Hi
I have the following output
Message man amm (9196) is calling
Hello & Alert man amtrr (9197) is stopped
Find amfi (19198) is cancelled
Engine Item aea (19203) is notified
Engine Item2 aea2 (19204) is notified
I need to print only the column which contains amm,amtrr,amfi,aea & aea2
in awk $3 does not give 3rd line i.e amfi.... The clue is the items i need to print starts with 'a'
Assuming the pattern is always before the field between the parentheses:
sed 's/.* \(.*\) (.*/\1/' file
no,
I do have brackets before the pattern
That's what I mean, have you tried the command?

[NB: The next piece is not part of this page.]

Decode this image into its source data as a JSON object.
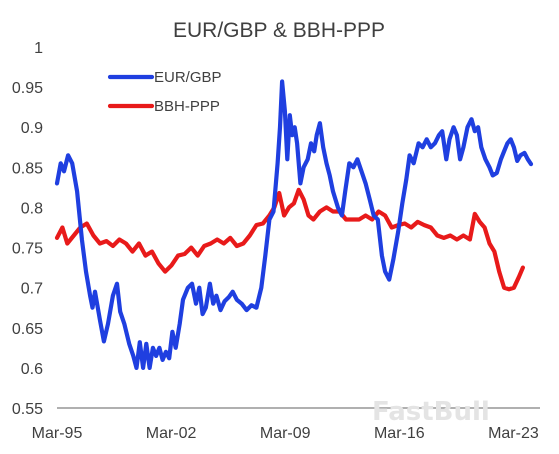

i also have down the file like
Req Har omrh (2254) is terminating
MR Rect (MRRT) omrrt (2255) is concluding
DR Rect (DRRT) omrdt (2256) is concluding
Have you tried the command?
yes, the first half of the output is empty and then one line with the correct word printed and the blank output.
In simple terms, I need to print the word which starts with a letter 'o' for each line.
<---Only one word in each line which starts with letter 'o' . That word could be anywhere in the line i.e $1 or $2 or $3 or $4--->
awk '{for(i=1;i<=NF;i++){if($i ~ "^o"){print $i}}}' file
worked fine. Thanks Franklin.